Statistics I parsed a file with the following statistics:  400 MB of data  5 million elements  10 million startElement/endElement callbacks into pure Python code  it took 3 minutes on my 700MHZ PowerBook.  this exercise is not I/O bound or Pyrex couldn’t consistently beat the C API.

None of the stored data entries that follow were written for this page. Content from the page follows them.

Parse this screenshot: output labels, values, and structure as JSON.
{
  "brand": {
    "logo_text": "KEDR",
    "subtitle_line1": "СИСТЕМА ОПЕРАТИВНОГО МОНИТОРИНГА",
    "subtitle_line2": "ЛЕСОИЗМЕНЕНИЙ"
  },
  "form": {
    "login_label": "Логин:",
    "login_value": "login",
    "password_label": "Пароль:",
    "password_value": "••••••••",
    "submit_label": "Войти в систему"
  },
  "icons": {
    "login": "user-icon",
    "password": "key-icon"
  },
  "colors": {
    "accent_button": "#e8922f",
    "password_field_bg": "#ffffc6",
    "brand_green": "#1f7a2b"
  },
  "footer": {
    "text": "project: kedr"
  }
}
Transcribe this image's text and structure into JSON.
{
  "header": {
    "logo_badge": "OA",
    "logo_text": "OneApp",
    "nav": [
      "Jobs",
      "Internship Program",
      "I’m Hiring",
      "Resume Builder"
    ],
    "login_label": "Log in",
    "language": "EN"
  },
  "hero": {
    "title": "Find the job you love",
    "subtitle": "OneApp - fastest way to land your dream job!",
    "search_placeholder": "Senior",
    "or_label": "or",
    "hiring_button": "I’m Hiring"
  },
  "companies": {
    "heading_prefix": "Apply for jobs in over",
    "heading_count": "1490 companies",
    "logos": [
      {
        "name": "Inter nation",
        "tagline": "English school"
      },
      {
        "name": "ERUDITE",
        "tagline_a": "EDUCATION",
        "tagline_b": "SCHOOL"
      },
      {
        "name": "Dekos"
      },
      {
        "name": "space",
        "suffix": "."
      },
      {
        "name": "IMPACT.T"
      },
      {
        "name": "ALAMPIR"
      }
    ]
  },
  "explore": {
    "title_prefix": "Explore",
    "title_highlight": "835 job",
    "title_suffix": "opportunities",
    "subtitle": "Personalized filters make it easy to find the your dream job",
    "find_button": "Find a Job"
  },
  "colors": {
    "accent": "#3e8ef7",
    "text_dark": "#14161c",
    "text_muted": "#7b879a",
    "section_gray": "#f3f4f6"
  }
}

One step further Pyxpat can explicitly expose a callback interface that uses Pyrex/C calling conventions rather than Python? Without changing our logic or interface, we can slash the time in half! It turns out that half of Pyexpat’s time is spent on the Python function call dance. And that’s even ignoring type coercion issues.

Conclusion

Where does Pyrex fit in? Pyrex code isn’t quite as fast as hand-coded C. Bu you can focus on algorithm rather than pointers and buffers. (sound familiar?) Pyrex code can live on a spectrum  from “almost as abstract as Python”  to “almost as efficient as C.” The next best thing to the best of both worlds.

What are the obstacles? You will only get performance out of Pyrex if you understand implementation details. Pyrex should allow programmers to declare information relevant to the optimizer. Pyrex ought to generate more efficient code by default.

Optimizing Pyrex itself Pyrex itself is ripe for optimization:  More knowledge about Python container types  Better string interning  Static binding of globals and builtins (yes, Pyrex looks up len() in __builtins__)  Bypass PyArg_ParseTuple when there are no arguments  PyObject_NEW instead of PyObject)_CallObject

My thoughts Given how easy Pyrex is, I predict that Python+Pyrex programs will typically go faster than Python+C programs given the same amount of programmer effort. If you are building a system that needs some performance…try Pyrex. It is probably fast enough for anything short of a database or network stack.